Me refiero a la necesidad de prácticas
imaginativas e inteligentes en los estamentos superiores de la gobernación, pero también a la movilización de la conciencia
de la sociedad toda. Pues la verdadera democracia no necesita
de muchas normas, sino una conducta
intachable de los que desde el ámbito privado
o del público dirigen la
vida colectiva, y altas miras
que iluminen,
tanto a los ciudadanos comunes para
inducirles a
concitar sus fuerzas dirigidas al interés general como a los más desahogados para cooperar con ellos. La democracia necesita que los puercospines de la parábola de Schopenhauer no estén tan lejos
unos de otros para no pasar
frío, ni
demasiado cerca para no pincharse.
Lo que a su
vez significa desoír en lo posible a los políticos, desdeñar la
publicidad, desconfiar del periodismo y de los medios de comunicación, y recelar asimismo
de médicos, de
abogados, de notarios, de registradores, de quienes manejan el escrutinio de
los votos; de todos los oficios y profesiones
de más o menos fuste en los que descansa en buena medida la buena fe de
la ciudadanía... El ciudadano común debe
forzarles a
"regenerarse" y a regenerar su ética, cada día más confusa y más
débil, y esforzarse él por
su parte en formarse criterio propio en lo
posible, para el bien de la comunidad y sin esperar ni
buscar tutelas en el periodismo sectario que a todo trance quiere infundir
opinión, como antaño nos las dispensaba con ruedas de molino el clericalismo.
En efecto. La
sociedad española necesita reencontrar la confianza perdida hace mucho tiempo;
aquella confianza que fue pasajera y fruto de la ilusión propiciada por el consumo endeudador. Necesita
confiar en que llegará un momento que todo el mundo comprenderá que la codicia extrema es tan perniciosa para el país como una guerra;
que la codicia, que los codiciosos llaman ambición legítima, es la
causa de la mayoría de todos los males sociales. Si
esto no es novedad porque siempre fue así, y tampoco la única, en los
tiempos actuales es mucho más grave, porque además de serlo para una sociedad mentalmente
despejada, es brutal su impacto en las condiciones del planeta. Y es que,
desaparecidos el freno y control social que ejerció la religión primero y una ética de mínimos después, la codicia
hoy alcanza unos niveles pavorosos en Occidente y especialmente en España.
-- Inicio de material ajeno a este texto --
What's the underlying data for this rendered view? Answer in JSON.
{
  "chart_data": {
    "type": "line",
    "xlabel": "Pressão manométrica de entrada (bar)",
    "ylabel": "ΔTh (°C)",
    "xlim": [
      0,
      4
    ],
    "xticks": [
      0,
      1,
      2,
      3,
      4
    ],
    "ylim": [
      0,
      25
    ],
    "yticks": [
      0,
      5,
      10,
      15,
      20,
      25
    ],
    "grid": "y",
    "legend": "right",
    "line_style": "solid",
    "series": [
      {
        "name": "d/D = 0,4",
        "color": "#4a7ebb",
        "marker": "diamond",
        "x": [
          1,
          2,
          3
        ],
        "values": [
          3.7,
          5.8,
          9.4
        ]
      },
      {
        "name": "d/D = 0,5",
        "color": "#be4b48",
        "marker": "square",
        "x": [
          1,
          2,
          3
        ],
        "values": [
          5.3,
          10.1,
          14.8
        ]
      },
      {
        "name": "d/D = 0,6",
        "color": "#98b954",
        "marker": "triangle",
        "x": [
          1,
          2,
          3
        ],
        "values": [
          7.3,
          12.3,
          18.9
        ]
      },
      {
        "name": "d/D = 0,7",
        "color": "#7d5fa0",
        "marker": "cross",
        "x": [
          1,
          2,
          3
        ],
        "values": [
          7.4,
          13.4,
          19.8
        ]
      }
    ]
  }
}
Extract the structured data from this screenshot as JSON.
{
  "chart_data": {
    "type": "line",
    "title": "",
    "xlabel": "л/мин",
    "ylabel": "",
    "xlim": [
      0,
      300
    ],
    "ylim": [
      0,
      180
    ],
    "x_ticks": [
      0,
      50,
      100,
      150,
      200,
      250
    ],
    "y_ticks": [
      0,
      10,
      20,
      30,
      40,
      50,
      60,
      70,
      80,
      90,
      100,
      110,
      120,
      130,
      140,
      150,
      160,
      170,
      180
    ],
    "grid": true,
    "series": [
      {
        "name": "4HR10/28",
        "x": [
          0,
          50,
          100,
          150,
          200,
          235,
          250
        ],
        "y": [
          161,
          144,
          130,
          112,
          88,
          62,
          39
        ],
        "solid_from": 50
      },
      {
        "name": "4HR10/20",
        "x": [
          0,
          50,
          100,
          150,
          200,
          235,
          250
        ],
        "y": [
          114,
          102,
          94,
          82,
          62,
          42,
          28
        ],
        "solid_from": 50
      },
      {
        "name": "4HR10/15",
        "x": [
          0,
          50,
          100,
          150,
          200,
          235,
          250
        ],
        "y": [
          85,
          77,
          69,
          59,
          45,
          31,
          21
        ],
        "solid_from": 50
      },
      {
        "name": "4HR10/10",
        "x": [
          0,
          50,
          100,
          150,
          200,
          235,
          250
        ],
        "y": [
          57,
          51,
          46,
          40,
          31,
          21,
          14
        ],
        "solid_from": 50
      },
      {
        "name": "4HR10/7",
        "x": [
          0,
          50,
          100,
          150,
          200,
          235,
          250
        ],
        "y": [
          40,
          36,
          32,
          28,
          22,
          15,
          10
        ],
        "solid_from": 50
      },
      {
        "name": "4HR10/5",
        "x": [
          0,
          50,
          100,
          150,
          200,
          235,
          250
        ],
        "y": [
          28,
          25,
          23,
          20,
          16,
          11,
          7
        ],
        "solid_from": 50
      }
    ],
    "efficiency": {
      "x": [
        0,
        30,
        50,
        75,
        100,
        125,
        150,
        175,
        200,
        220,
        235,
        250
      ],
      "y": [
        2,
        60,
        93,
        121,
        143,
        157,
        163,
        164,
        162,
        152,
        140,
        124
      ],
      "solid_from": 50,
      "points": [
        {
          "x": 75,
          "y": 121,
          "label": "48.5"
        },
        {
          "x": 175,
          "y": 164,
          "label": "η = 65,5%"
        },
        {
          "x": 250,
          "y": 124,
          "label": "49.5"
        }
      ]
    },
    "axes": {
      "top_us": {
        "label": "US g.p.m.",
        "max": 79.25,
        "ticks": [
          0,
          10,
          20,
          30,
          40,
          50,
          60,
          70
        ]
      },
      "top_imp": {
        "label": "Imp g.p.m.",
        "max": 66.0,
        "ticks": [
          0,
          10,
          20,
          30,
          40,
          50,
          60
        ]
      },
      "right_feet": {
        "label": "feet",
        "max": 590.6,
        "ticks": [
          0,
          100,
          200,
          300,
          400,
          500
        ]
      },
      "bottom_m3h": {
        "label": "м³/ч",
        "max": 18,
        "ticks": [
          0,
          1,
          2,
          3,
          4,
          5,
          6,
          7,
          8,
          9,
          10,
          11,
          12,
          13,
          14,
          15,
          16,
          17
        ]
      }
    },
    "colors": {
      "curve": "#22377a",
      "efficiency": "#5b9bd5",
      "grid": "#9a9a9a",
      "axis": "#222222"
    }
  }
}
Esa codicia que embrutece, ésa que
ciega, ésa que bajo las buenas maneras se
esconde brutalidad,
ésa que ha abierto de par en par las puertas a la desertización galopante y a la saturación de la biosfera. Ésa, en fin, que ha sido la causa principal de la
destrucción de buena parte del tejido
social en España.
Pero si
España precisa de una regeneración a fondo de sus gobernantes y de la clase
política, no menos regeneración necesitan ese periodismo de baja estofa y esa
ciudadanía que entrega reiteradamente su confianza a malhechores.
Mientras no
se aborde con naturalidad el asunto de las nacionalidades que encierra España
y no renueve a fondo su filosofía social la sociedad civil y todos sus
estamentos, España no será una nación digna de respeto para los países de la
Vieja Europa, aun con sus defectos, y sí un país donde el patriotismo de
guardarropía seguirá siendo el principal refugio para los canallas.